8. The Hon’ble Supreme Court in Paragraph 51 Gian Singh Vs. State of Punjab and Anr. (supra) has held as follows:-
“51. Section 320 of the Code articulates public policy with regard to the compounding of offences. It catalogues the offences punishable under IPC which may be compounded by the parties without permission of the court and the composition of certain offences with the permission of the court. The offences punishable under the special statues are not covered by Section 320. When an offence is compoundable under Section 320, abatement of such offence or an attempt to commit such offence or where the accused is liable under Section 34 or 149 IPC can also be compounded in the same manner. A person who is under 18 years of age or is an idiot or a lunatic is not competent to contract compounding of offence but the same can be done on his behalf with the permission of the court. If a person is otherwise competent to compound an offence is dead, his legal representatives may also compound the offence with the permission of the court. Where the accused has been committed for trial or he has been convicted and the appeal is pending, composition can only be done with the leave of the court to which he has been committed or with the leave of the appeal court, as the case may be. The Revisional Court is also competent to allow any person to compound any offence who is competent to compound. The consequence of the composition of an offence is acquittal of the accused. Sub-section (9) of Section 320 mandates that no offence shall be compounded except as provided by this section. Obviously, in view thereof the composition of an offence has to be in accord with Section 320 and in no other manner.”
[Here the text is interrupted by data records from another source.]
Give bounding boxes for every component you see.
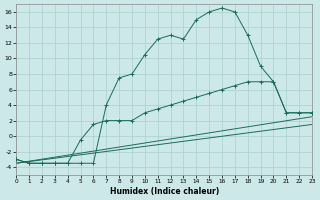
X-axis label: Humidex (Indice chaleur): Humidex (Indice chaleur) bbox=[109, 187, 219, 196]
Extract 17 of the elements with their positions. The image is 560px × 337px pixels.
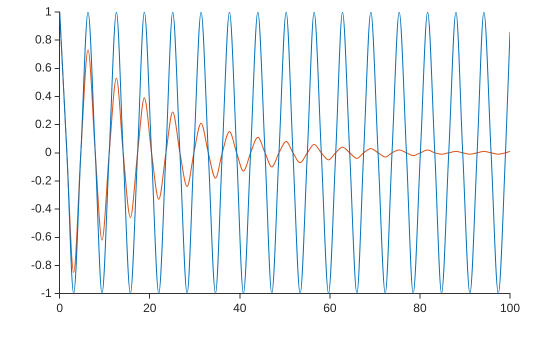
y-tick-label: 0.6 bbox=[34, 60, 52, 75]
y-tick-label: 0 bbox=[44, 145, 52, 160]
y-tick-label: -0.8 bbox=[30, 258, 52, 272]
y-tick-label: -0.6 bbox=[30, 230, 52, 244]
x-tick-label: 20 bbox=[143, 301, 157, 316]
y-tick-label: 0.4 bbox=[34, 88, 52, 103]
y-tick-label: -0.4 bbox=[30, 201, 52, 216]
y-tick-label: 0.2 bbox=[34, 116, 52, 131]
x-tick-label: 0 bbox=[56, 301, 64, 316]
y-tick-label: 1 bbox=[44, 4, 52, 18]
y-tick-label: -0.2 bbox=[30, 173, 52, 188]
x-tick-label: 100 bbox=[500, 301, 520, 316]
x-tick-label: 80 bbox=[413, 301, 427, 316]
x-tick-label: 40 bbox=[233, 301, 247, 316]
y-tick-label: -1 bbox=[41, 286, 52, 300]
y-tick-label: 0.8 bbox=[34, 32, 52, 46]
x-tick-label: 60 bbox=[323, 301, 337, 316]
9. From bare perusal of ratio decided in the above case, it appears that even the revisional court has been held to be competent to allow any person to compound any offence who is competent to compound and the consequence of the composition of an offence is acquittal of the accused. In the instant case, the petitioners were 5 Cr. Revision No.136 of 2015 convicted by the two courts and before this revisional court the parties have settled their dispute outside the court and filed the compromise petition with the prayer to allow them to compound the offence. Since a good harmony has been restored between the parties and on enquiry also the opposite party-Amna Bibi, who was the informant clearly stated before the court that as she has settled her dispute with the petitioners and she has now no grievance against them, the petitioners may be acquitted in order to maintain a good relationship between the parties.
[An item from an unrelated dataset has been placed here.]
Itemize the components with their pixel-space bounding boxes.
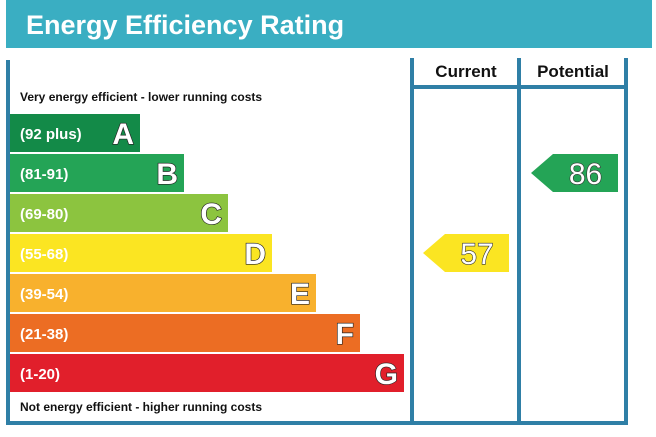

10. In view of the discussions made above and considering the ratio decided by the Hon’ble Supreme Court in the case Gian Singh (supra), the conviction and sentence of the petitioners awarded by the trial court and affirmed by the appellate court are, hereby, set aside. This revision application is, accordingly, allowed. The petitioners, who are on bail, are discharged from the liabilities of their bail bonds. (R.N. Verma, J.) Jharkhand High Court, Ranchi Dated, 10th September, 2015 Anit/N.A.F.R.